Verlo me trajo muchos recuerdos. A veces lo usaba como casa de Barbies, una de esas casas extrañas de los setenta, futuristas entonces y obsoletas ahora, con muros redondos y ángulos raros.

La parte de arriba, que funcionaba como tapanco, era el dormitorio de Barbie. Tenía una funda de Nenuco que yo siempre vi como colcha/sleeping bag de Barbie, era rosa, con lunas y estrellitas que brillaban en la oscuridad. Abajo estaba el área de estar, donde Ken y sus amigas la visitaban. No lo recuerdo. Tal vez la usé poco para Barbie y más como espacio habitado por los muebles miniatura de Polly Pocket, que me encantaban. Jamás tuve una Polly Pocket. Sus habitantes eran los monos de plástico que salían en las cajas de Sonrics, de Balú a la familia Simpson completa.

Luego se me bajó la presión. Lo sentí enseguida. Suele pasarme en bazares, será porque son sitios cerrados y sofocantes, llenos de vejez y olor a húmedo y a decrepitud.

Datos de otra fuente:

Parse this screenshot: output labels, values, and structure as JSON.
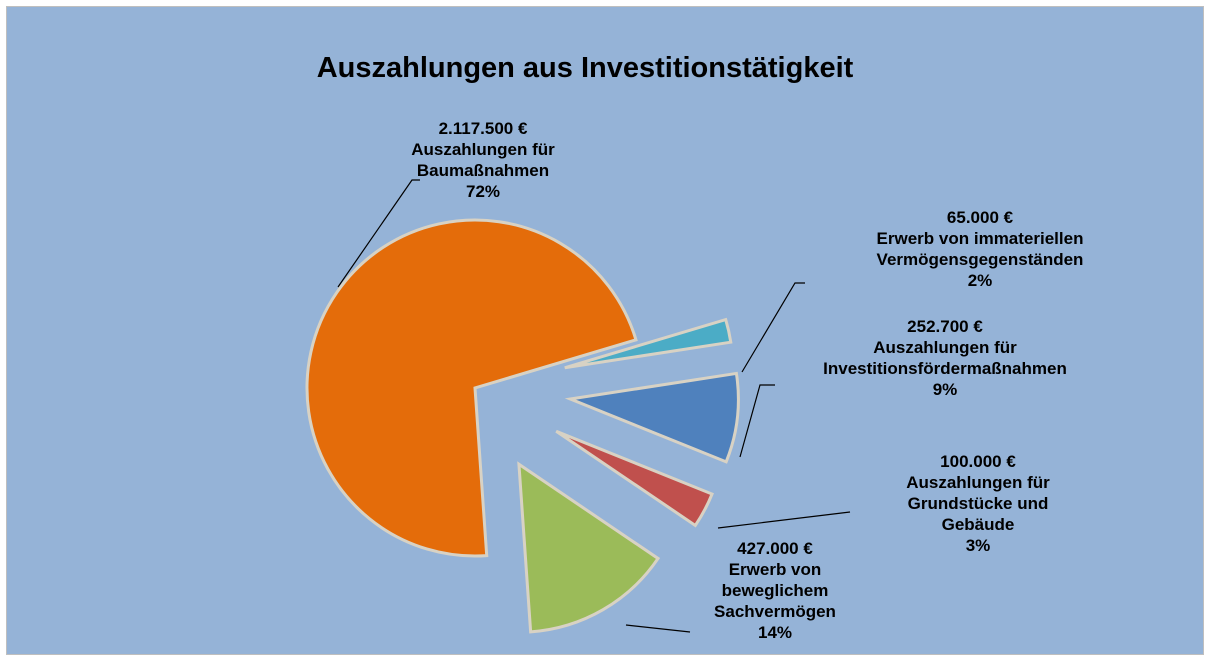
{
  "chart_data": {
    "type": "pie",
    "title": "Auszahlungen aus Investitionstätigkeit",
    "categories": [
      "Auszahlungen für Baumaßnahmen",
      "Erwerb von immateriellen Vermögensgegenständen",
      "Auszahlungen für Investitionsfördermaßnahmen",
      "Auszahlungen für Grundstücke und Gebäude",
      "Erwerb von beweglichem Sachvermögen"
    ],
    "values": [
      2117500,
      65000,
      252700,
      100000,
      427000
    ],
    "value_labels": [
      "2.117.500 €",
      "65.000 €",
      "252.700 €",
      "100.000 €",
      "427.000 €"
    ],
    "percentage_labels": [
      "72%",
      "2%",
      "9%",
      "3%",
      "14%"
    ],
    "colors": [
      "#e46c0a",
      "#4bacc6",
      "#4f81bd",
      "#c0504d",
      "#9bbb59"
    ]
  }
}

Empecé a sudar copiosamente, a pesar de que antes de entrar tenía frío. Pregunté cuánto costaba el mueble y luego salí dando tumbos. No quería desmayarme, como en los Pixies. Es preocupante. Debo ir al doctor.

Tenía que conseguir una Coca-Cola. Llegué hasta Dinamarca, donde está la glorieta. Me metí al que parecía un café. Era un restaurante.

Pedí una Coca light. En el baño tenían la “Hola”.